Recado ao senhor 903
Rubem Braga
Vizinho,
"Quem
fala aqui é o homem do 1003. Recebi outro dia, consternado, a visita do zelador
do prédio, que me mostrou a carta em que o senhor reclamava contra o barulho em
meu apartamento. Recebi depois a sua própria visita pessoal - devia ser
meia-noite - e a sua veemente reclamação verbal. Devo dizer que estou desolado
com tudo isso, e lhe dou inteira razão.
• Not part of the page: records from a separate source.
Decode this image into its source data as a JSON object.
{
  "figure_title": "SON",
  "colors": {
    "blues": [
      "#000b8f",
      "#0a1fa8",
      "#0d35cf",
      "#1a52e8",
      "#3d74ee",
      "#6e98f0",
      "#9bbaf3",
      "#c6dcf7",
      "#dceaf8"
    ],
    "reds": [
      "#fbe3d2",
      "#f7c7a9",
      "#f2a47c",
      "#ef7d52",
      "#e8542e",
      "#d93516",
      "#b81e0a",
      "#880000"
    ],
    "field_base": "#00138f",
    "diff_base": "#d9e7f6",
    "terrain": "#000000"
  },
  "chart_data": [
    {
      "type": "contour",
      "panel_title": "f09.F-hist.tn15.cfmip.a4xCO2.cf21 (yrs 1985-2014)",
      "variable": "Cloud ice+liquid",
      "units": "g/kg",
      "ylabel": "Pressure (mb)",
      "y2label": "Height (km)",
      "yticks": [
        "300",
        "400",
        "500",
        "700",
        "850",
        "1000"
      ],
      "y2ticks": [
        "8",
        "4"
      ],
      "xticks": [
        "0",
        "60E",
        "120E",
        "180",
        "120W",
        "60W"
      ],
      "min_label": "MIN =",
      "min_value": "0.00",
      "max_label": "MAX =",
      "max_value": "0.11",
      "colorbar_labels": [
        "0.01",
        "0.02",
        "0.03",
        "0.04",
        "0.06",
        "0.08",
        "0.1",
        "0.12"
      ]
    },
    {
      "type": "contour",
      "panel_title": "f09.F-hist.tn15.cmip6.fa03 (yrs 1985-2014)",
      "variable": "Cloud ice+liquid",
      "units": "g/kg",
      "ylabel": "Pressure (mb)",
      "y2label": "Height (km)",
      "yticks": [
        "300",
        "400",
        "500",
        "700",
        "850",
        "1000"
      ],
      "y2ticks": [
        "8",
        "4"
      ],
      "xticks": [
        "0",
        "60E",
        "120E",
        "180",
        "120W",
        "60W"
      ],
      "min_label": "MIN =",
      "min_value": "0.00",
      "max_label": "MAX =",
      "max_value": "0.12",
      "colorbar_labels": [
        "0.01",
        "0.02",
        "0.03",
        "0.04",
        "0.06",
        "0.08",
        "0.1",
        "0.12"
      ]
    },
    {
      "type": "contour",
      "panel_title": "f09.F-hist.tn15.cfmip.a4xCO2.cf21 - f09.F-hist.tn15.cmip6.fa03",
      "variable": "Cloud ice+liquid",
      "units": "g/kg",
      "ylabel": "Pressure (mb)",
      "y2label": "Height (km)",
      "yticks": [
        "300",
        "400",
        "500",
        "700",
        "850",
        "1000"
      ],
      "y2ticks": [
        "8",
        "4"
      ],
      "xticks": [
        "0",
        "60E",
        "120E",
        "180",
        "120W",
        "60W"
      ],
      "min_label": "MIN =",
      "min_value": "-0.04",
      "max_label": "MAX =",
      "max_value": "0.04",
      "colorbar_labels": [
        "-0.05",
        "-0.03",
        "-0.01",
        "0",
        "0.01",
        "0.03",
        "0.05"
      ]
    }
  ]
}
O regulamento do prédio é explícito e,
se não o fosse, o senhor ainda teria ao seu lado a lei e a polícia. Quem
trabalha o dia inteiro tem direito ao repouso noturno e é impossível repousar
no 903 quando há vozes, passos e músicas no 1003. Ou melhor: é impossível ao
903 dormir quando o 1003 se agita; pois como não sei o seu nome nem o senhor
sabe o meu, ficamos reduzidos a ser dois números, dois números empilhados entre
dezenas de outros. Eu, 1003, me limito a leste pelo 1005, a oeste pelo 1001, ao
sul pelo Oceano Atlântico, ao norte pelo 1004, ao alto pelo 1103 e embaixo pelo
903 que é o senhor. Todos esses números são comportados e silenciosos; apenas
eu e o Oceano Atlântico fazemos ruído e funcionamos fora dos horários civis;
nós dois apenas nos agitamos e bramimos ao sabor da maré, dos ventos e da lua.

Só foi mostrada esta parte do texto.